Modern electrophysiologic evidence for block with reentry began in 1977, when Allessie showed a reentrant circuit in an isolated rabbit atrium by using precisely timed premature impulses to produce a sustained tachycardia [65]. Of particular interest to an explanation of atrial fibrillation is the type called "leading circle," in which the initiation of reentry takes place because of nonuniform refractory periods in atrial fibers in close proximity to one another. The initiating impulse conducts in fibers with short refractory periods and is blocked in those with longer ones, allowing reentry to them before the impulse has died out. Impulses circulate around a central area that is kept refractory, and thereby blocked, by centripetal wavelets arriving from all sides. The size of the circle is determined by the recovery time of the tissue forming the circuit, because tissue on both sides is kept depolarized by the leading circle. It is said that what goes around, comes around; Lewis would have been charmed to hear about this last finding by Allessie! Later studies done on an isolated, perfused canine atrial preparation in which induced atrial fibrillation was sustained by acetylcholine and recorded using a multiplexing recording technique, produced findings consistent with multiple, random-type wavelets of the leading circle type as the basis for fibrillation in such an experimental model [66, 67]. A reentrant circuit mechanism has been shown in human atrial fibrillation by cardiac surface mapping at the time of open heart surgery [68, 69]. Subsequent work by Allessie and colleagues [70] on conscious dogs underscores the importance of slowed conduction and shortened refractoriness—a short wavelength, the distance traveled by the depolarization wave during the refractory period—in determining the onset of atrial fibrillation during rapid electrical stimulation. Allessie does not exclude the possibility that the independent mechanism is also sustained by one or more undetected sites of primary impulse generation. Capture of regional areas of the fibrillating atrium up to 3 cm in radius by rapid atrial pacing leaves this theoretical possibility open [71]. Evidence showing that the wavelets are not entirely random, but rather that the earlier ones influence the course of subsequent ones, has recently been provided in humans having cardiac catheterization [72].
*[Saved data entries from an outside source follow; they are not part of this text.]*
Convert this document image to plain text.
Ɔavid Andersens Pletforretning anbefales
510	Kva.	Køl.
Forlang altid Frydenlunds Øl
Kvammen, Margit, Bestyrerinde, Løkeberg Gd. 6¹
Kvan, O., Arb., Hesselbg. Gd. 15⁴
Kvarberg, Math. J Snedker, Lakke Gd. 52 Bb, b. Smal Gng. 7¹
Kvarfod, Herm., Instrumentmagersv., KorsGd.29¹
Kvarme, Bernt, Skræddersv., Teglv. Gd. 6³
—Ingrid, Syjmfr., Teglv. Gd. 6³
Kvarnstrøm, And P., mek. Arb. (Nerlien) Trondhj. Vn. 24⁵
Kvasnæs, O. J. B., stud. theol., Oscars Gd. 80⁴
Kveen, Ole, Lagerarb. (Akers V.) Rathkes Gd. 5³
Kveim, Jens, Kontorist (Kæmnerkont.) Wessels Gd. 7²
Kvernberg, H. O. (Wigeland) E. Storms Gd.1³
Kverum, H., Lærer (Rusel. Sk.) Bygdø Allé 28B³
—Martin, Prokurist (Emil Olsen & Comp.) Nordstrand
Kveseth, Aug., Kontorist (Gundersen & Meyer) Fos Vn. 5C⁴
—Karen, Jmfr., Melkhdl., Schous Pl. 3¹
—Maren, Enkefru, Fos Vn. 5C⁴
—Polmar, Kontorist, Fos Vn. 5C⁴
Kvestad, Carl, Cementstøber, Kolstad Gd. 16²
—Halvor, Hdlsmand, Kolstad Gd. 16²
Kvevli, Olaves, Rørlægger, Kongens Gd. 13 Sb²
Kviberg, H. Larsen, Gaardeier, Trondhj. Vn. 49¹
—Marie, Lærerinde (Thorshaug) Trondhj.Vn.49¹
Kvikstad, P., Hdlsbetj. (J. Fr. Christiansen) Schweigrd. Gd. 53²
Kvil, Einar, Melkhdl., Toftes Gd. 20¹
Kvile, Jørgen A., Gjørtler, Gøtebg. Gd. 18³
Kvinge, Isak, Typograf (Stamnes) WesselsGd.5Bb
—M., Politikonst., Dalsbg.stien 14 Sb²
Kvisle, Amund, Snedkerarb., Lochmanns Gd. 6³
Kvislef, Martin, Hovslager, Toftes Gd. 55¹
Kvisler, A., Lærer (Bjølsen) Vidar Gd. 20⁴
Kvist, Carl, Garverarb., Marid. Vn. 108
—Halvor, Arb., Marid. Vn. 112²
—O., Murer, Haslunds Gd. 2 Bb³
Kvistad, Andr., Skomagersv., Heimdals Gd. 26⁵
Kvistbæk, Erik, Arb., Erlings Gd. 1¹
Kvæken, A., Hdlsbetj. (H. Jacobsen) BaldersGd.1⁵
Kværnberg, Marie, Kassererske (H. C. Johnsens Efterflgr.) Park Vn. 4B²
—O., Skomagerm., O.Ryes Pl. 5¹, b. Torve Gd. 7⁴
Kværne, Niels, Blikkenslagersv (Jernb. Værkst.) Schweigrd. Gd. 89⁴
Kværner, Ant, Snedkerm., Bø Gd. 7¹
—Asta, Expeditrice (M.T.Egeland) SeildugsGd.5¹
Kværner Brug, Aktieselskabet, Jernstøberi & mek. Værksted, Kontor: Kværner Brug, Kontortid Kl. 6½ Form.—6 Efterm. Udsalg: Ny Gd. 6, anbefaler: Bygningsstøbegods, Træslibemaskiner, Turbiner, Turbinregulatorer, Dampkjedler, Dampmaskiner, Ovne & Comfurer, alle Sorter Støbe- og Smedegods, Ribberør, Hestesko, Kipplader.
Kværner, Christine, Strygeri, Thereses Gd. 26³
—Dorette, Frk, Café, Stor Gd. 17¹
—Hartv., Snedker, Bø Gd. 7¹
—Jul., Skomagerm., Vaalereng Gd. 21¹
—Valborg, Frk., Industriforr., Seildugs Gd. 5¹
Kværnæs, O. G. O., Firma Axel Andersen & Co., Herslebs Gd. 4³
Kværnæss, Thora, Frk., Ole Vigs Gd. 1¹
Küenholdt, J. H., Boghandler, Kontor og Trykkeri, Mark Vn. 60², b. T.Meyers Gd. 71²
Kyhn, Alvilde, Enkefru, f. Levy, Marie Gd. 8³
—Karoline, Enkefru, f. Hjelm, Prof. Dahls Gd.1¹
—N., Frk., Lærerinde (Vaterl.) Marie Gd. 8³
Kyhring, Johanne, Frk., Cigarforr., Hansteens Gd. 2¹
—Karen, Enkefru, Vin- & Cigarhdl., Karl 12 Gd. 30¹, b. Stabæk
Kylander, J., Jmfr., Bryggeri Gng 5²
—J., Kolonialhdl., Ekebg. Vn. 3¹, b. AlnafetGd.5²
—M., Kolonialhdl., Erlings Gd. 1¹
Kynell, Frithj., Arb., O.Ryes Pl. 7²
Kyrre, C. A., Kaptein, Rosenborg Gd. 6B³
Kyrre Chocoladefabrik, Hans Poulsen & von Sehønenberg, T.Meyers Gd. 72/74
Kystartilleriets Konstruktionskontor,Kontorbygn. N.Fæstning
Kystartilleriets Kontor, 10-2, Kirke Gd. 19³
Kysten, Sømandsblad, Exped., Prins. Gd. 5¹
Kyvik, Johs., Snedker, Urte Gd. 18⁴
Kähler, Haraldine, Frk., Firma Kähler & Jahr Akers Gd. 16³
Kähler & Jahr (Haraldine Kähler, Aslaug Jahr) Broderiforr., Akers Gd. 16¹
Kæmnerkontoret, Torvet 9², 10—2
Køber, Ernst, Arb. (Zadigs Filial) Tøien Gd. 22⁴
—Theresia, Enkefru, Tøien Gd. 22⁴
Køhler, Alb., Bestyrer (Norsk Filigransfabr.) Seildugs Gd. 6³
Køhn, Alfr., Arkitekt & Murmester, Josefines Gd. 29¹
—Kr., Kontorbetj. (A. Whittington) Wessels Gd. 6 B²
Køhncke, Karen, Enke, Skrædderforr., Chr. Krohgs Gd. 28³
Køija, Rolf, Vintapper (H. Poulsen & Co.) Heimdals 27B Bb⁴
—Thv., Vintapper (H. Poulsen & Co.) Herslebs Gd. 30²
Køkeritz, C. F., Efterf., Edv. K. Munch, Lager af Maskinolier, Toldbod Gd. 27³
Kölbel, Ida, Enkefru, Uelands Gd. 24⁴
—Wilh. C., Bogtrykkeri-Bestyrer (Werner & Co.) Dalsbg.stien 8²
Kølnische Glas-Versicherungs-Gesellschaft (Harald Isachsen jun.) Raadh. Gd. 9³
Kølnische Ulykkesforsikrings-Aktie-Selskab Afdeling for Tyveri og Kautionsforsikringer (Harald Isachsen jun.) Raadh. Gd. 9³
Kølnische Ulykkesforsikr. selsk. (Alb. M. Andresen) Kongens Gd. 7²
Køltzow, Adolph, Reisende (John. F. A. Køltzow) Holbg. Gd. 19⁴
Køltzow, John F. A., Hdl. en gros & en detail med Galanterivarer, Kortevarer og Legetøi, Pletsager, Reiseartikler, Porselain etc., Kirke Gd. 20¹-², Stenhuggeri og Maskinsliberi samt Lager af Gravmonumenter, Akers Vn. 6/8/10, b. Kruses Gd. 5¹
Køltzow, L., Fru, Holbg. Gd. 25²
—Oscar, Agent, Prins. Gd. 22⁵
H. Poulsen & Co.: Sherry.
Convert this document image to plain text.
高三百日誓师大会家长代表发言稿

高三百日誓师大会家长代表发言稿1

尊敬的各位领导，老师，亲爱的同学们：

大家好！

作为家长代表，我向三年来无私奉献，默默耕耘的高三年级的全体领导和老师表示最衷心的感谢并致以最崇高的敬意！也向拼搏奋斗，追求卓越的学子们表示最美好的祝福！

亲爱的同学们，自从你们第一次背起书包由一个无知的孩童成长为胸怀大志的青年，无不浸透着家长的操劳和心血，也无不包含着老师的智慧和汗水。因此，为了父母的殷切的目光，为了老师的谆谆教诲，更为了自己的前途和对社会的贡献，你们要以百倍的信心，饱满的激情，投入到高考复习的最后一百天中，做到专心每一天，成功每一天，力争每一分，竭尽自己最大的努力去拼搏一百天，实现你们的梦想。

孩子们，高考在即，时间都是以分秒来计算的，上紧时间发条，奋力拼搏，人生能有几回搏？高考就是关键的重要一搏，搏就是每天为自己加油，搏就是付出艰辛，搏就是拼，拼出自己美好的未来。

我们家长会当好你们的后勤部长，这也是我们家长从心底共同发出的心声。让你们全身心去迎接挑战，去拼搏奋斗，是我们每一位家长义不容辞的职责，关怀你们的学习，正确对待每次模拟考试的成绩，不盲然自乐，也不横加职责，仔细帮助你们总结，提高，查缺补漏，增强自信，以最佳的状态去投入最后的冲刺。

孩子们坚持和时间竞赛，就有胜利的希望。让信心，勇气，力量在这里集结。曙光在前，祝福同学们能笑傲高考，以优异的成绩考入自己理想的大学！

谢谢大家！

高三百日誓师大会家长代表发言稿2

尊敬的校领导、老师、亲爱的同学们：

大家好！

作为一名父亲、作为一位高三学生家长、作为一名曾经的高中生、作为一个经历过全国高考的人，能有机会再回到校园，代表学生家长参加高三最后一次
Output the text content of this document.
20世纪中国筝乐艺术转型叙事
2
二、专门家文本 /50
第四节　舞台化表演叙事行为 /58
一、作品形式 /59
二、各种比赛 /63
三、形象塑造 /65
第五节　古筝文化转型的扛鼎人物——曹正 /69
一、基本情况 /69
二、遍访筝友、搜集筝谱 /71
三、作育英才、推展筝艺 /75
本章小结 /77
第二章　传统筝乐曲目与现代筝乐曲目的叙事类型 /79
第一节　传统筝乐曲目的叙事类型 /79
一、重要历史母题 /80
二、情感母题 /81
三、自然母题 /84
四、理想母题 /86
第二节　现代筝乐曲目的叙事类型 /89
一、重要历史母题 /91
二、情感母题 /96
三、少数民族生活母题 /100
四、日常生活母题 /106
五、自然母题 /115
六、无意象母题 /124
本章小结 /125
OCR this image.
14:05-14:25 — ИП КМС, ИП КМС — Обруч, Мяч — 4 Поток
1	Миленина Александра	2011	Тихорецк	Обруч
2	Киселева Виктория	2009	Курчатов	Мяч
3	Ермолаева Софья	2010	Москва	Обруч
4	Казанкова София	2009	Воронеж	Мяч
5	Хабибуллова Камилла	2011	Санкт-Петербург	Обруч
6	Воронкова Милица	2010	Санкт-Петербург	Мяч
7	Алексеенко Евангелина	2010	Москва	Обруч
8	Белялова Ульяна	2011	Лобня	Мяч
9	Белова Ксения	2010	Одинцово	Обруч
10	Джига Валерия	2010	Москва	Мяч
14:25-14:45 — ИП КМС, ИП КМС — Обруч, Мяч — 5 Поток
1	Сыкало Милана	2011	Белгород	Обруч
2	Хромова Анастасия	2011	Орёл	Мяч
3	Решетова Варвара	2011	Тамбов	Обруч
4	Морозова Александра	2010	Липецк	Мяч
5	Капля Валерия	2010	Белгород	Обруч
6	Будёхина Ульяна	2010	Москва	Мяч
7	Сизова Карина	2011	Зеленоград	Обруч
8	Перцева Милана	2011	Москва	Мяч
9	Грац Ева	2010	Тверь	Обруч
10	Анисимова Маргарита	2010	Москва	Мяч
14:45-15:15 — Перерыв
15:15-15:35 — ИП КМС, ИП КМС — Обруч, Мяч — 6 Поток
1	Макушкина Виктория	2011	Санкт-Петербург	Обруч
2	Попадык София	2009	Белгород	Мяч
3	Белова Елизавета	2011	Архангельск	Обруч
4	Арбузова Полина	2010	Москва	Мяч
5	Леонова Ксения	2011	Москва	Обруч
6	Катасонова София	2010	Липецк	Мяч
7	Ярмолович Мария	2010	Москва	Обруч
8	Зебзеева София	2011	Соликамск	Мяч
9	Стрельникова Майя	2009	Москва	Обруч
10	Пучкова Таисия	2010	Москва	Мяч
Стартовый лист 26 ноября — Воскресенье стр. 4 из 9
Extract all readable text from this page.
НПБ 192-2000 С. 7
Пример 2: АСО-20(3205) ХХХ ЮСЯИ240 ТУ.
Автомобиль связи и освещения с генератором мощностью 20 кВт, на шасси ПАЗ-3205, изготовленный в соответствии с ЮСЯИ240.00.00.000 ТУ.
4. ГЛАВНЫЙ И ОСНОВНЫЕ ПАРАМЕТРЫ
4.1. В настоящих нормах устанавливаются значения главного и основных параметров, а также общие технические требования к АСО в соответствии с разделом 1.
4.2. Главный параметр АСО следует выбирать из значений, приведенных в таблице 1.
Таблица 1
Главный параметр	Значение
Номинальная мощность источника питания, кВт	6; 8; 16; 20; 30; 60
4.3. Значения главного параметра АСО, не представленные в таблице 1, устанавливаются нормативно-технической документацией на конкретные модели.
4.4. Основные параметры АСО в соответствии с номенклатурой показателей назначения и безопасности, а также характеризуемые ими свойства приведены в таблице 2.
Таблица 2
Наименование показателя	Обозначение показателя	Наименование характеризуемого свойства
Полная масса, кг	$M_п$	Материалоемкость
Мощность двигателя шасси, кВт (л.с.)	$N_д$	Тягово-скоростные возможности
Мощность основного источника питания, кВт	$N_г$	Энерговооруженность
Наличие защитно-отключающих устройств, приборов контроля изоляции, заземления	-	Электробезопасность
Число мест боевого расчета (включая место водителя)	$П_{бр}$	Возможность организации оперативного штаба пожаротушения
Whether the random wavelet mechanism accounts for clinical atrial fibrillation in all its forms or whether some is generated and sustained from a unique site, as shown by Scherf, remains open for further investigation [73]. What is well accepted is that sustained atrial fibrillation requires that the depolarizing wave fronts must continuously encounter excitable tissue, a circumstance favored by the shortening of atrial refractoriness, the slowing of conduction, and increased atrial circumference [74]. In the historical development of the disease concept, an animal model of fibrillation was studied for 50 years before atrial fibrillation was associated with its clinical counterpart, arrhythmia perpetua, at the beginning of this century. Atrial fibrillation was the only clinically recognized form until electrocardiography enabled ventricular fibrillation to be distinguished from it. Attempts to understand the basis of atrial fibrillation were polarized between the idea of an abnormal focus acting independently and that of a self-sustaining circus mechanism. Modern ideas about the origin and nature of atrial fibrillation are rooted in historical developments of the concepts and technology of cardiology. Inquiry into the nature of atrial fibrillation continues because of the tantalizing possibility that the disease, electrical in nature, might have an electrical cure.